Fearing a potentially violent working class uprising, the residents of Prairie Avenue placed political pressure on politicians to construct an armory to protect Chicago’s most prominent businessmen. Daniel Burnham and John Root were commissioned to design the First Regiment Armory at 1552 S. Michigan Avenue, just three blocks from the homes of the most prominent business leaders in Chicago.
The decorative fortress on the northwest corner of 16th and Michigan was constructed between 1889 and 1891, and featured thick stone walls, rounded turrets, and slots for firing rifles in defense of the military troops stationed within. The roof featured skylights that bathed the interior in natural light, a feature similar to Burnham and Root’s Rookery Building in downtown Chicago.
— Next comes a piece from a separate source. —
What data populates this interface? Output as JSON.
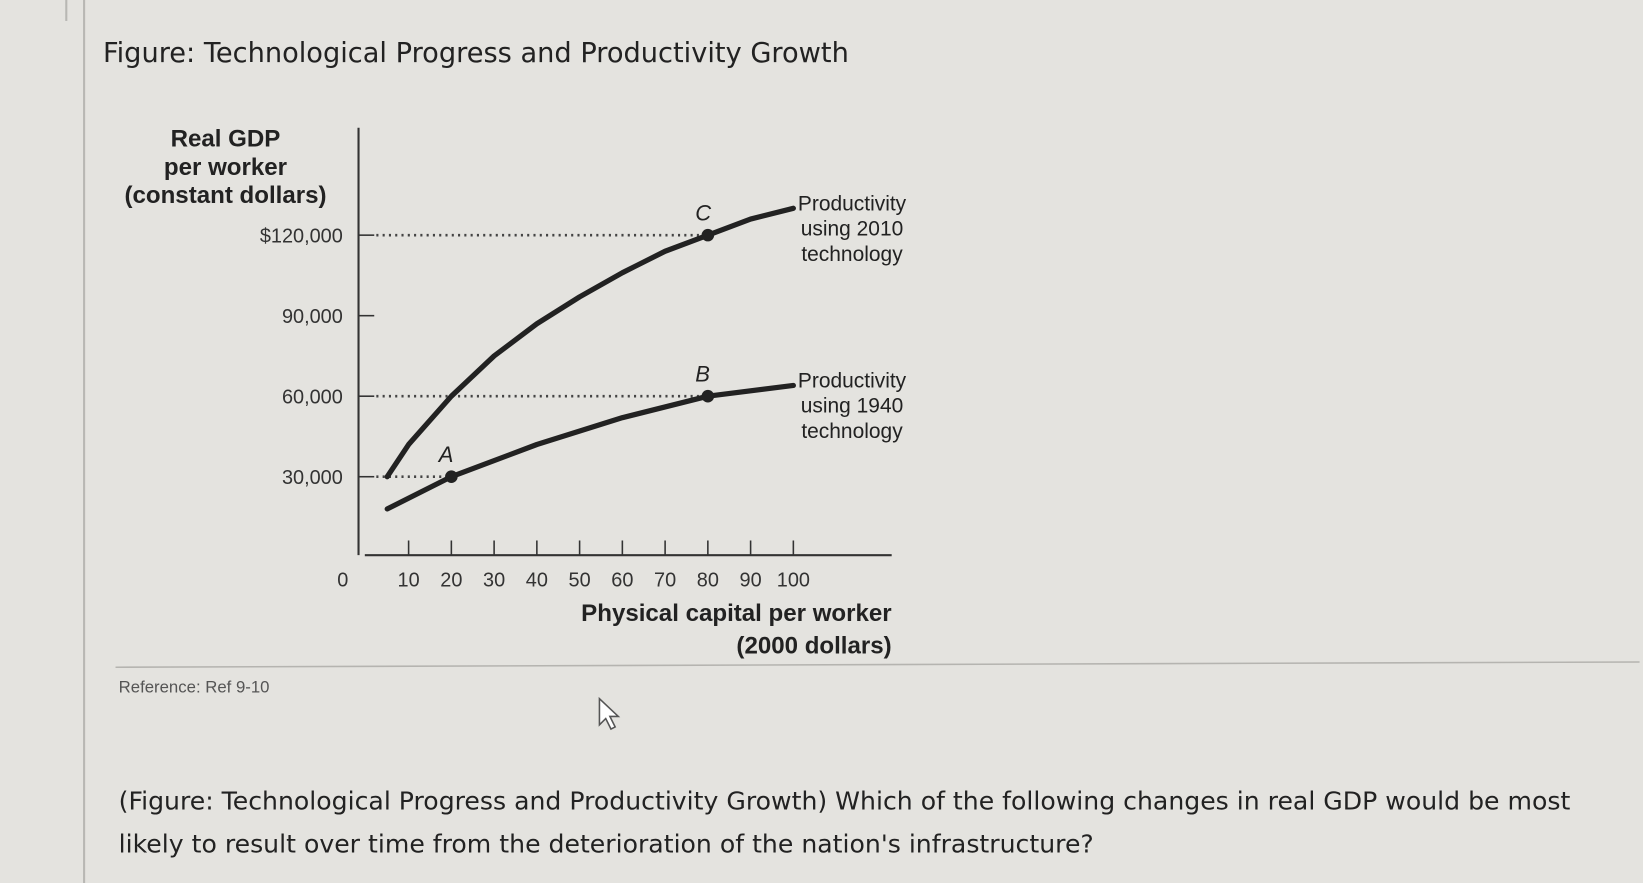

Transportation and communication technology advances in the early part of the 20th Century allowed prominent business people to disperse to more comfortable areas, away from the danger and inconveniences in the loud and crowded Prairie Avenue corridor. New bridge technologies at the dawn of the 20th Century made river crossings from the Loop to Chicago's less densely-populated North Side more reliable. New bedroom communities in leafy suburbs like Riverside and Lake Forest were served by commuter railroads. As the wealthy abandoned Prairie Avenue for the North Side, Hyde Park, and the suburbs, a seedy element gradually took over the neighborhood by the 1920s. The Armory, no longer necessary, was turned to other uses—sporting events, car shows, conferences, billboards, and cheap spectacles.
In 1967, just before the anti-war demonstrations at the Democratic National Convention, the First Regiment Armory was demolished. A modern two-story building housing a bank branch occupies the site today.